= 2002 Michigan elections =

A general election was held in the U.S. state of Michigan on November 5, 2002. The state primary was held on August 6.

==Federal elections==
===U.S. Senate election===

Incumbent Democratic senator Carl Levin won re-election against Republican nominee Rocky Raczkowski.

===U.S. House of Representatives election===

In the 2002 redistricting cycle, Michigan lost one congressional seat, reducing it to 15 congressional districts. Before the 2002 election, Democrats held a 9–7 majority in Michigan's U.S. House delegation. After the 2002 election, Republicans held a 9–6 majority in the delegation.

==State elections==
===Gubernatorial election===

Incumbent Republican governor John Engler was term-limited. Democratic nominee Jennifer Granholm defeated Republican nominee Dick Posthumus.

===State Secretary of State Election===

Incumbent Republican secretary of state Candice Miller was term-limited. Republican nominee Terri Lynn Land defeated Democratic nominee Melvin "Butch" Hollowell.

===State Attorney General Election===

Incumbent Democratic attorney general Jennifer Granholm sought the governorship in 2002. Republican nominee Mike Cox defeated Democratic nominee Gary Peters.

===State Senate election===

Republicans lost a seat in the state Senate but maintained a majority. The election resulted in a 22–16 Republican majority over the Democrats in the chamber.

===State House of Representative election===

Republicans won 5 seats, increasing their majority in the state House to 63–47 over the Democrats.

===State Supreme Court election===
Incumbent Republicans Elizabeth Weaver and Robert P. Young Jr. won re-election. This preserved the 5–2 Republican majority on the court.

===State Board of Education election===
Republican incumbent Michael Warren sought re-election, while Republican incumbent Sharon A. Wise did not run for re-election. The election was won by Republican Carolyn Curtin and Democrat Elizabeth Bauer, ousting Warren. This increased the Democratic majority on the board to 6–2.

===University of Michigan Regents election===
Incumbent Republican Andrea Fischer Newman sought re-election, while incumbent Republican Daniel D. Horning did not run for re-election. Republican Andrew Richner was elected and Newman was re-elected. This preserved the 5-3 Democratic majority on the board.

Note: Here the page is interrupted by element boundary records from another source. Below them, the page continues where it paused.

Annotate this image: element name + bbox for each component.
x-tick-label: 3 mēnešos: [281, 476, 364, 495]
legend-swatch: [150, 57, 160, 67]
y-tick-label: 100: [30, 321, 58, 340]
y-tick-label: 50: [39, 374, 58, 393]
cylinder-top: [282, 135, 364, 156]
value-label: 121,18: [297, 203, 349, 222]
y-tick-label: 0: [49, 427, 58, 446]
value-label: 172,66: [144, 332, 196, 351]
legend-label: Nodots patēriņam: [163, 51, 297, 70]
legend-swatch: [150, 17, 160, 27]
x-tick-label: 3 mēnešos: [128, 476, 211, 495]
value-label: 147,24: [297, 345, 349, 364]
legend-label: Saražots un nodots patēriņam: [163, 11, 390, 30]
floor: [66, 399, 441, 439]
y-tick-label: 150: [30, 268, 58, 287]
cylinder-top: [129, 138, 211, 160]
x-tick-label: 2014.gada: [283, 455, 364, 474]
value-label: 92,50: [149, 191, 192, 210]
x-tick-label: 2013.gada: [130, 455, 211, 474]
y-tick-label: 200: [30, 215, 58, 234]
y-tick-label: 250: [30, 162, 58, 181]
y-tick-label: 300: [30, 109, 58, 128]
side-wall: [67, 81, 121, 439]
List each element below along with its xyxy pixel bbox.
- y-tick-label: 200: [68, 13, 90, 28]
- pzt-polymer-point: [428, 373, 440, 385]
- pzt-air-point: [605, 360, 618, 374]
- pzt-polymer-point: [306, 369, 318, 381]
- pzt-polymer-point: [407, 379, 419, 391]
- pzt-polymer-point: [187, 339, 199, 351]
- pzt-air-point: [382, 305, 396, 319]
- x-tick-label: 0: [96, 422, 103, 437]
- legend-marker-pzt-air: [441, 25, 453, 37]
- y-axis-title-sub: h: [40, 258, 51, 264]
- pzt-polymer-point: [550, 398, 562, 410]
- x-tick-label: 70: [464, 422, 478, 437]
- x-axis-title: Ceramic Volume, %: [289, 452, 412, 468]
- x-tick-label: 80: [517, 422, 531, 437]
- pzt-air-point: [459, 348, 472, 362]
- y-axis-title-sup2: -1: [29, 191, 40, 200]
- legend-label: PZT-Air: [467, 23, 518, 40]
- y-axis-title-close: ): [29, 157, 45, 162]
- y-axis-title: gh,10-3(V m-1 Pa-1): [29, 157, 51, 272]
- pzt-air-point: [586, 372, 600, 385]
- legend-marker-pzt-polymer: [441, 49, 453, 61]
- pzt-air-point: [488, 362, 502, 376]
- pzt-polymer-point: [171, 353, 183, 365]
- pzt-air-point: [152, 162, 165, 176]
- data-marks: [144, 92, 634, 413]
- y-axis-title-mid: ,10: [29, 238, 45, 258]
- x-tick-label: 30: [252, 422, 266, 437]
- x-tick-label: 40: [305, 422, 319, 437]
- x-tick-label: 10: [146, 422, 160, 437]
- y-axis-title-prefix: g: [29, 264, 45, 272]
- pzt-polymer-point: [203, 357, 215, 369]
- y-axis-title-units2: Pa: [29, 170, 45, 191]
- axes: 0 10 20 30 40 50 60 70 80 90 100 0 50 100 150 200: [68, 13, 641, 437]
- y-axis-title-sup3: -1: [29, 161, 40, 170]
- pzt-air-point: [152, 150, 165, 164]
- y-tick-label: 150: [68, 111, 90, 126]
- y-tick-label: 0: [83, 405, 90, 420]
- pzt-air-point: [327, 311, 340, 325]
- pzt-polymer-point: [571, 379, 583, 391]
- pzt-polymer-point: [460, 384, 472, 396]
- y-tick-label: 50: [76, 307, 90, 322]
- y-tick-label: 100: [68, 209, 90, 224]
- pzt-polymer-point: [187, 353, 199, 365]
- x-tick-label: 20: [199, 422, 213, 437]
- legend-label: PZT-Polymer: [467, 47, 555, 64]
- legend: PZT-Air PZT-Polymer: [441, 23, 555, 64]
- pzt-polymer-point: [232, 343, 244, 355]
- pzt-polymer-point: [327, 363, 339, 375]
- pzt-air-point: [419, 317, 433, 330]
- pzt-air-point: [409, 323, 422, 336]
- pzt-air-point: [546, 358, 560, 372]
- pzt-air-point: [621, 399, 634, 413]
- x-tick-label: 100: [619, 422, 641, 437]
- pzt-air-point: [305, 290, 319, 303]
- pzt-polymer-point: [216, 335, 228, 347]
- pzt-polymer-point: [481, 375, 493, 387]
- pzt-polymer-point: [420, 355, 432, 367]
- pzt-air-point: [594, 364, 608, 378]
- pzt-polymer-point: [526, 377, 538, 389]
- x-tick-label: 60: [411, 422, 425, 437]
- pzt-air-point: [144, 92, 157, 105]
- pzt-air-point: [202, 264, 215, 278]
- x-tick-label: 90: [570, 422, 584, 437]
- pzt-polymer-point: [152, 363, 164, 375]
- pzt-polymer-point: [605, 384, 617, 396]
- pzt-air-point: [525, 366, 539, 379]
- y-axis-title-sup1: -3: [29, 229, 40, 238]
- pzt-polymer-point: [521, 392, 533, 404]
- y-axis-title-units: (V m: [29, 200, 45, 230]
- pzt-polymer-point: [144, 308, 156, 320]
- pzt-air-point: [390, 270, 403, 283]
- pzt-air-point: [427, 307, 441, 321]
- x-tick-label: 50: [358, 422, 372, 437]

===Michigan State University Trustee election===
Incumbents Republican Donald Nugent and Democrat Colleen McNamara were re-elected. This preserved the 5-3 Republican majority on the board.

===Wayne State University Governor election===
Incumbents Democrat Leon Atchison and Republican Diane L. Dunaskiss ran for re-election. Dunaskiss was re-elected, but Democrat Richard H. Bernstein was elected over Atchison. This preserved the 6-2 Democratic majority on the board.

===State ballot proposals===
There were two state ballot proposals in Michigan on August 6, 2002. Both were approved. Proposal 1 sought to restructure the payment system for state legislators. Proposal 2 sought to increase the investment options for state environmental funds.

There were 4 state ballot proposals in Michigan on November 5, 2002. Proposal 1, a referendum which sought to ban straight-ticket voting, was rejected. Proposal 2, which sought to authorize the selling of bonds for clean water and sewage projects, was approved. Proposal 3, a state constitutional amendment which sought to guarantee state workers the right to collective bargaining with binding arbitration, was rejected. Proposal 4, a state constitutional amendment which sought to divert funds from a tobacco settlement toward the healthcare industry and smoking prevention, was rejected.

==Local elections==
The following is an incomplete list of 2002 elections in notable localities.

===Flint mayoral elections===

A recall election on March 5, 2002, ousted Flint Mayor Woodrow Stanley. City Administrator Darnell Earley served as mayor until a special election was held to replace Stanley. James W. Rutherford was elected mayor on August 6.